U2 - Madison Square Garden, New York   10/11/05

Beautifully staged, great lighting and video.

Very moving in spots, very congregational and they love the audience and the
audience loves them back. Tough New Yorkers singing every word for the whole
show, and that's a lot of words, many of them the most sensitive poetry in rock. 

Great story by Bono about coming across the Brooklyn Bridge from JFK and
seeing the city for the first time, asking the manager (Frank Barsalona, a legendary 
genius) how they could afford the ridiculous long car...manager explains that they 
are going to do it just like the Beatles start in New York and fan out across the 
country from there... And Edge saying, "Well boys, we're the toppermost of the 
poppermost," (quote from Beatles bio). At the time they were 16, 17 thereabouts. 

The next night they played at the Palladium, their first US appearance, in 1980. 
I was there.
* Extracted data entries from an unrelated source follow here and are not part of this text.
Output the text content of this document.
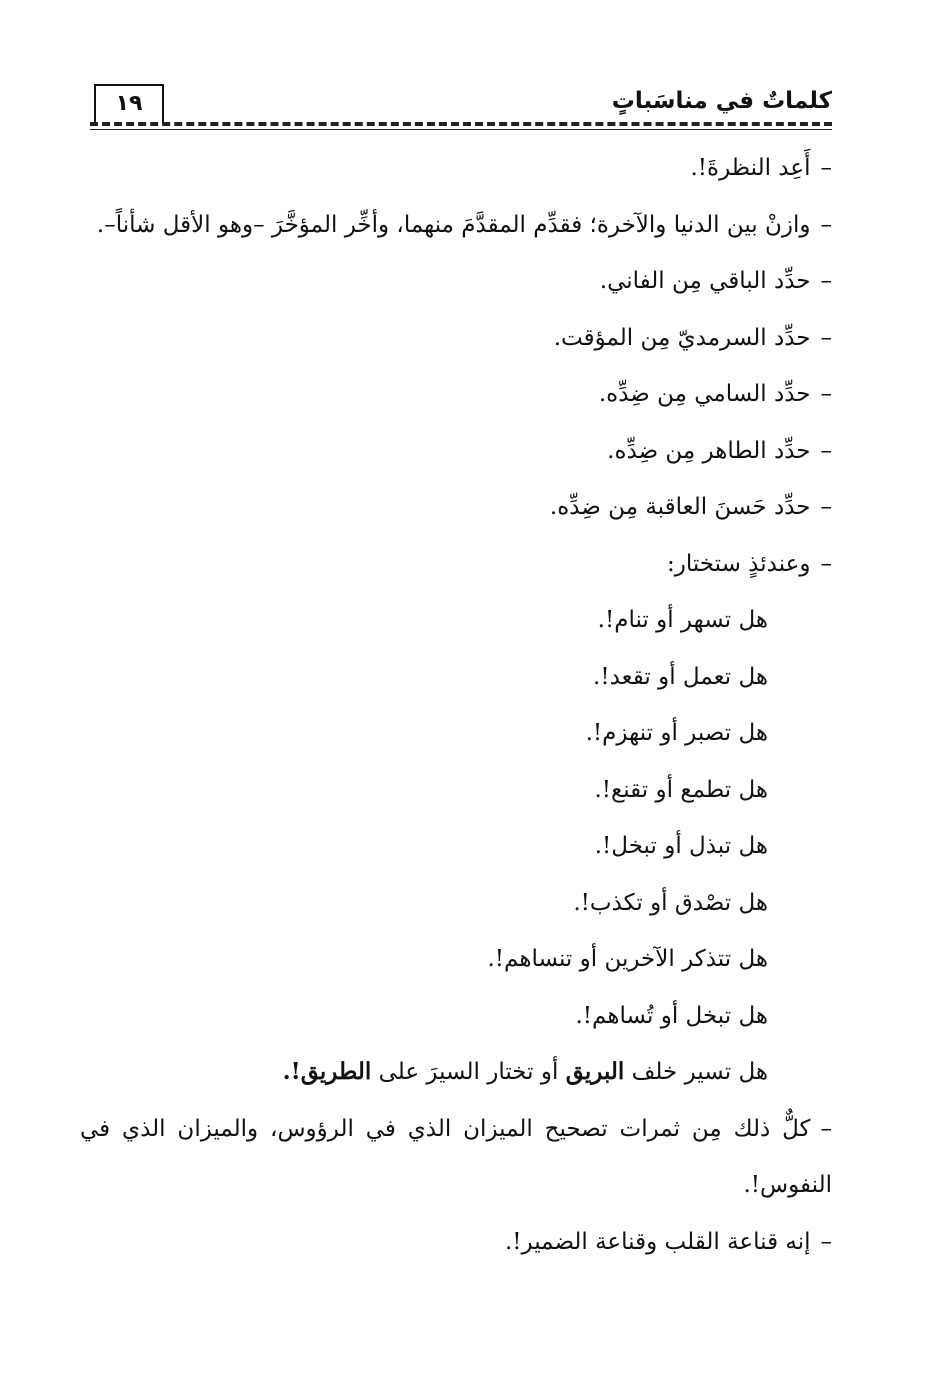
١٩	كلماتٌ في مناسَباتٍ
–أَعِد النظرةَ!.
–وازنْ بين الدنيا والآخرة؛ فقدِّم المقدَّمَ منهما، وأخِّر المؤخَّرَ –وهو الأقل شأناً–.
–حدِّد الباقي مِن الفاني.
–حدِّد السرمديّ مِن المؤقت.
–حدِّد السامي مِن ضِدِّه.
–حدِّد الطاهر مِن ضِدِّه.
–حدِّد حَسنَ العاقبة مِن ضِدِّه.
–وعندئذٍ ستختار:
هل تسهر أو تنام!.
هل تعمل أو تقعد!.
هل تصبر أو تنهزم!.
هل تطمع أو تقنع!.
هل تبذل أو تبخل!.
هل تصْدق أو تكذب!.
هل تتذكر الآخرين أو تنساهم!.
هل تبخل أو تُساهم!.
هل تسير خلف البريق أو تختار السيرَ على الطريق!.
–كلٌّ ذلك مِن ثمرات تصحيح الميزان الذي في الرؤوس، والميزان الذي في النفوس!.
–إنه قناعة القلب وقناعة الضمير!.
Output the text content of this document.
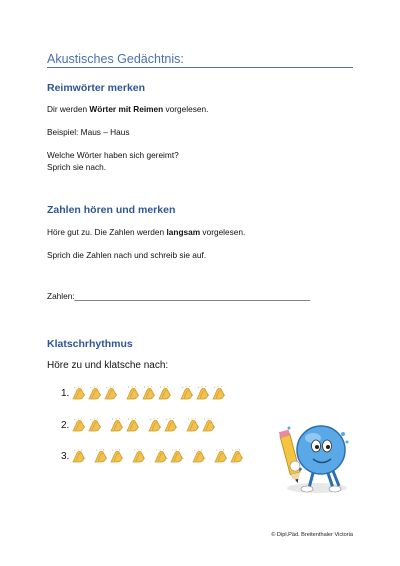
Akustisches Gedächtnis:
Reimwörter merken
Dir werden Wörter mit Reimen vorgelesen.
Beispiel: Maus – Haus
Welche Wörter haben sich gereimt?
Sprich sie nach.
Zahlen hören und merken
Höre gut zu. Die Zahlen werden langsam vorgelesen.
Sprich die Zahlen nach und schreib sie auf.
Zahlen:___________________________________________________
Klatschrhythmus
Höre zu und klatsche nach:
1.
2.
3.
© Dipl.Päd. Breitenthaler Victoria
Hearing Bono tell this story 25 years later was overwhelming and 
I stood there 52 years old crying like a child and totally unashamed. 
The tattooed Bronx bruiser on my right patted my back and we smiled.

The presentation was spectacular, and again, the lights were innovative, and
beautiful, and well integrated into the show. There was one very cool video
moment where Bono (playing a blue Gretsch Country Gentleman) dissolves into
pixelated shimmer,then as they zoom in on the pixels it becomes clear they are a 
mosaic of faces, then it becomes clear that they are faces in the crowd at the show. 
5 cameras. Flawless. The production was the best I've ever seen.

Evans was fabulous, had a really great night, spraying sparks and shimmering rainbows 
from a variety of really cool axes, including a cream original Les Paul PAF blackpickguard, 
through several excellent thoroughly recent and modern Stratocasters, and a really good 
sounding Tele. Oh yeah and a Gibson Hummingbird and Dove, just to drive me totally crazy. 

How they manage to maintain such precise intonation on the strats I have no clue. 
His tech was in a sunken room built into the stage to his right and was a pretty busy guy. 
I'd love to understand his pedal board and preamp rack and how all those AC30s and little 
Fenders are wired up. He did have one of the Vox Valvetronix modeling amps and used it 
a fair amount. 

Bono was self-effacing, almost goofy, a country boy in the city... Very humble and in awe 
of New York and how far they had come. The political stuff was less forced than I'd thought
it would be. The audience is behind him, so he doesn't exhort. Smart. Last 20 minutes were 
pretty thick with proselytizing, but who cares. Hard to disagree with, and he didn't come off
like a dickhead.

Bad news: The rhythm section unfortunately never really takes off. Ever. They are just too stiff 
and restrained for the show to attain the exuberant heights that Edge and Bono try for. 
Very careful, dogged and robotic. But. There's a great military and tribal subtext in the 
drumming, and he obviously didn't win All-Ireland Band Drummer in 1978 for nothing. 
I just wish he and Adam would loosen up. The whole sound is bright and thin, and could use 
a little more Motown bottom end push, to really make it a universal sound. As it is, it's pretty 
white, and more brilliante than soulful. 

IT was a great night, tho, and I plan to hit one of the Fleet Center shows in December.